IF 2.9 Q2 RESPIRATORY SYSTEM Pub Date : 2024-04-01 Epub Date: 2023-12-26 DOI: 10.4046/trd.2023.0126
Jeongsu Kim, Jin Ho Jang, Kipoong Kim, Sunghoon Park, Su Hwan Lee, Onyu Park, Tae Hwa Kim, Hye Ju Yeo, Woo Hyun Cho

Background: Results of studies investigating the association between body mass index (BMI) and mortality in patients with coronavirus disease-2019 (COVID-19) have been conflicting.

Methods: This multicenter, retrospective observational study, conducted between January 2020 and August 2021, evaluated the impact of obesity on outcomes in patients with severe COVID-19 in a Korean national cohort. A total of 1,114 patients were enrolled from 22 tertiary referral hospitals or university-affiliated hospitals, of whom 1,099 were included in the analysis, excluding 15 with unavailable height and weight information. The effect(s) of BMI on patients with severe COVID-19 were analyzed.

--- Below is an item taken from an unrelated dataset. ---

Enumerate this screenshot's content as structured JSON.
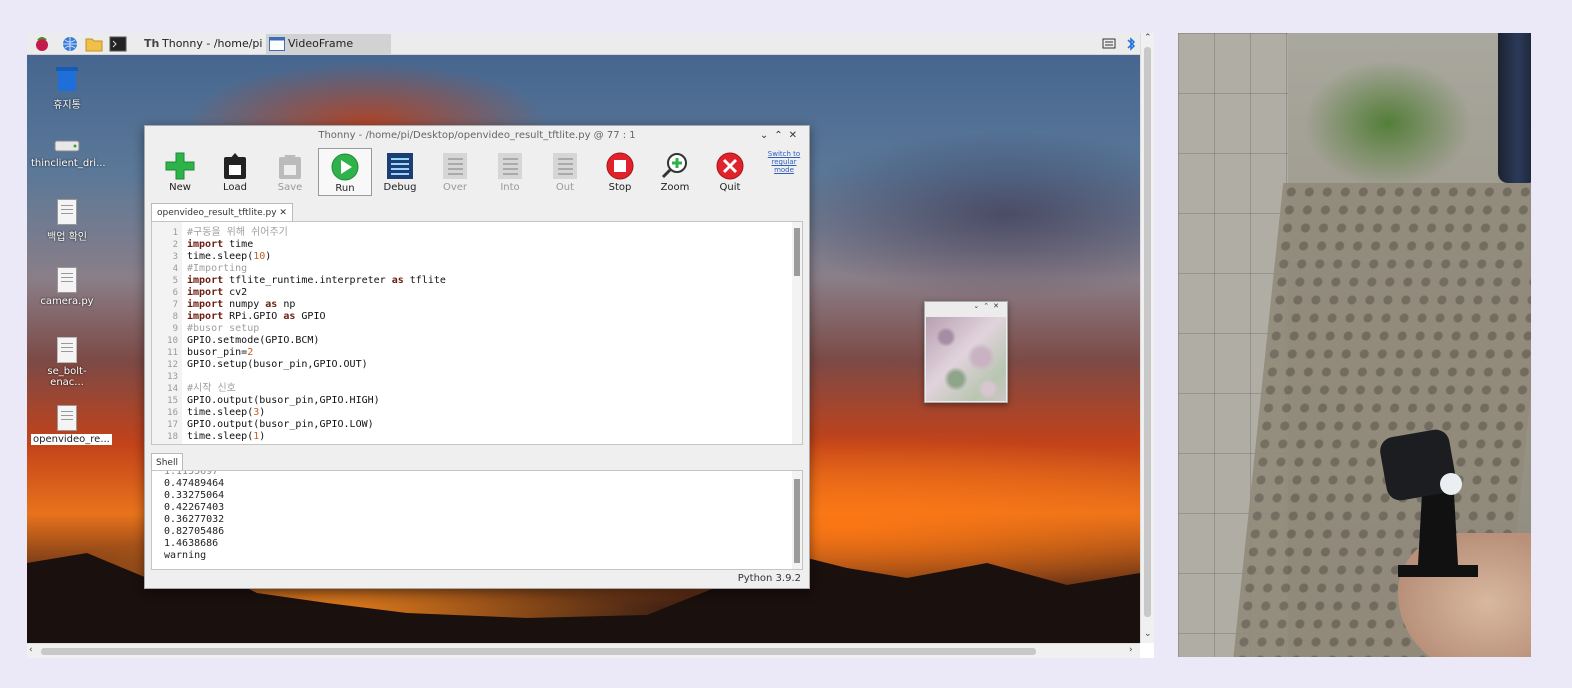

Results: According to the World Health Organization BMI classification, 59 patients were underweight, 541 were normal, 389 were overweight, and 110 were obese. The overall 28-day mortality rate was 15.3%, and there was no significant difference according to BMI. Univariate Cox analysis revealed that BMI was associated with 28-day mortality (hazard ratio, 0.96; p=0.045), but not in the multivariate analysis. Additionally, patients were divided into two groups based on BMI ≥25 kg/m2 and underwent propensity score matching analysis, in which the two groups exhibited no significant difference in mortality at 28 days. The median (interquartile range) clinical frailty scale score at discharge was higher in nonobese patients (3 [3 to 5] vs. 4 [3 to 6], p<0.001). The proportion of frail patients at discharge was significantly higher in the nonobese group (28.1% vs. 46.8%, p<0.001).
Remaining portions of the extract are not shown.